Overall, the United States economy appears to be healthy and able to move forward despite many impediments and risks. One of the impediments to faster growth is sequestration. To date, sequestration’s effects have been limited, but are expected to grow over the next several months as the cutbacks in federal spending are instituted and the effects spread throughout the economy. Recession in much of Europe also hurts U.S. growth by limiting our exports to that region of the world.

Major risks on the horizon include the expiration of the temporary federal debt ceiling in mid-May and likely battles over funding the federal government’s operations beyond fiscal 2013, which concludes at the end of September 2013.

Despite these impediments and risks, there are positive forces helping lift the economy. These include historically low interest rates and the improving housing market.
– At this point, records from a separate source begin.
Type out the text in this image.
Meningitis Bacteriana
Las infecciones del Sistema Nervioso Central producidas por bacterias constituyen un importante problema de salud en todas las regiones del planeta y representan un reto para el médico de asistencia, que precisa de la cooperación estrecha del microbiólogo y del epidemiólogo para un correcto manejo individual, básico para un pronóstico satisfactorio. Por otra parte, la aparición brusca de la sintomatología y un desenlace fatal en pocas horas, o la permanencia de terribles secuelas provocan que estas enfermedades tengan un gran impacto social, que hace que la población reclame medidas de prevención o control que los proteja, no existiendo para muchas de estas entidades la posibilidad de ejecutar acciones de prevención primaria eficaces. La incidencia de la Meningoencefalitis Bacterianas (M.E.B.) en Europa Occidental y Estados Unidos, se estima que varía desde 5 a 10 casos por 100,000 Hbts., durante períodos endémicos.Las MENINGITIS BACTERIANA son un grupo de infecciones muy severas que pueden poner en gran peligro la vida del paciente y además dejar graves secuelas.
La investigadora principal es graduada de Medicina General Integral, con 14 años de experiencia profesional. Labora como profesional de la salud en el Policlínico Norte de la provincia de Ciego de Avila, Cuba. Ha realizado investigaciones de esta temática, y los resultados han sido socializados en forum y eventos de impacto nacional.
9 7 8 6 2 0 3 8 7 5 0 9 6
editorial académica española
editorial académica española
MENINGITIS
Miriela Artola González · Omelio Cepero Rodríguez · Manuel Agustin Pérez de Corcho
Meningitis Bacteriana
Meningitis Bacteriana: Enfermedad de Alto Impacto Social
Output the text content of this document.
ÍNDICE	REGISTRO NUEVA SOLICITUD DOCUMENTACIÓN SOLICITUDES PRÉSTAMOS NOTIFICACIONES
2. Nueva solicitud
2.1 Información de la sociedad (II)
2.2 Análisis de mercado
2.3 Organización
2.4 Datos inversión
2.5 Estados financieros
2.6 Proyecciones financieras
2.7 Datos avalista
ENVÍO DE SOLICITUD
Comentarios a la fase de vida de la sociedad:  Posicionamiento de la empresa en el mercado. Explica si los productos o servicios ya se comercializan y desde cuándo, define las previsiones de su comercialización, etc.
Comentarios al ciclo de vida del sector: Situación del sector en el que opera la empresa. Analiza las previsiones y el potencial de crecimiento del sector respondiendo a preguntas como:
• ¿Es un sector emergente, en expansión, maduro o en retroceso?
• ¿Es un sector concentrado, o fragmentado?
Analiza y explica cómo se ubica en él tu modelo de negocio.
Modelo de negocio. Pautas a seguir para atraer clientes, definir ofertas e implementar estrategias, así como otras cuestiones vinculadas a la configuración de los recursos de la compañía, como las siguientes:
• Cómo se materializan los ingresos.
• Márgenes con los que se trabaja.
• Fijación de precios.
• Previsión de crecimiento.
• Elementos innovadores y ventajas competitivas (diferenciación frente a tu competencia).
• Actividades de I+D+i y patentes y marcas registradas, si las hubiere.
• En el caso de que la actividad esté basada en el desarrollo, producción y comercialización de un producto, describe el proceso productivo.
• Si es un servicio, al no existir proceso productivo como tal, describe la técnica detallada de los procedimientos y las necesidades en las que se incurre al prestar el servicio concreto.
The Reed forecast is based on the economy continuing to advance at a moderate pace.

Risks to the Economy and the Forecast
Major risks to the economy include:

  • Expiration of the temporary federal debt ceiling without an extension or putting a higher debt ceiling in place
  • Sharp reductions in government spending in the short term rather than phasing in cuts over a number of years
  • Sovereign debt default by one or more European governments
  • One or more European governments abandoning the euro
  • A sudden, significant increase in oil prices for a prolonged period

The result of any one of these risks occurring would be to reduce economic growth and to increase the probability of recession. It would also mean lower commercial construction spending than currently in the Reed Construction Data forecast.

The Forecast
The Reed Construction Data forecast assumes that the above risks are avoided. Total construction spending is forecast to grow 7.3% this year and 9.7% in 2014.

U.S. Total Construction Spending
(billions of U.S. current dollars)
Actual Forecast
2009 2010 2011 2012 2013 2014
New Single-family 105.3 112.6 108.2 129.3 162.0 187.1
   Year-over-year % Change -43.3% 6.9% -3.9% 19.5% 25.4% 15.5%
New Multifamily (1) 35.9 24.1 22.6 27.2 35.0 39.9
-30.0% -32.9% -6.0% 20.4% 28.4% 14.1%
New Residential (2) 141.2 136.7 130.8 156.5 197.0 227.0
-40.4% -3.2% -4.3% 19.6% 25.9% 15.2%
Residential Improvements (3) 112.7 112.5 114.9 125.6 123.1 135.8
-6.6% -0.2% 2.2% 9.3% -1.9% 10.3%
Total Residential (4) (5) 253.9 249.1 245.7 282.0 320.1 362.9
-29.0% -1.9% -1.4% 14.8% 13.5% 13.4%
Nonresidential Building 375.7 290.4 283.1 299.1 307.2 333.3
-14.2% -22.7% -2.5% 5.6% 2.7% 8.5%
Heavy Engineering (Non-Building) 273.5 265.0 249.4 273.4 289.9 309.8
0.5% -3.1% -5.9% 9.6% 6.0% 6.9%
Total (5) 903.2 804.6 778.2 854.5 917.2 1,006.0
-15.4% -10.9% -3.3% 9.8% 7.3% 9.7%
(1) New Multifamily = New Private Multifamily + New Public Multifamily – Public Improvements
(estimated by Reed Economics)
(2) New Residential = New Single-family + New Multifamily
(3) Residential Improvements include remodeling, renovation and replacement work.
Number also includes RCD estimate of improvements to public housing.
(4) Total Residential = New Single-family + New Multifamily + Residential Improvements.
(5) Total may not equal the sum of its components due to rounding.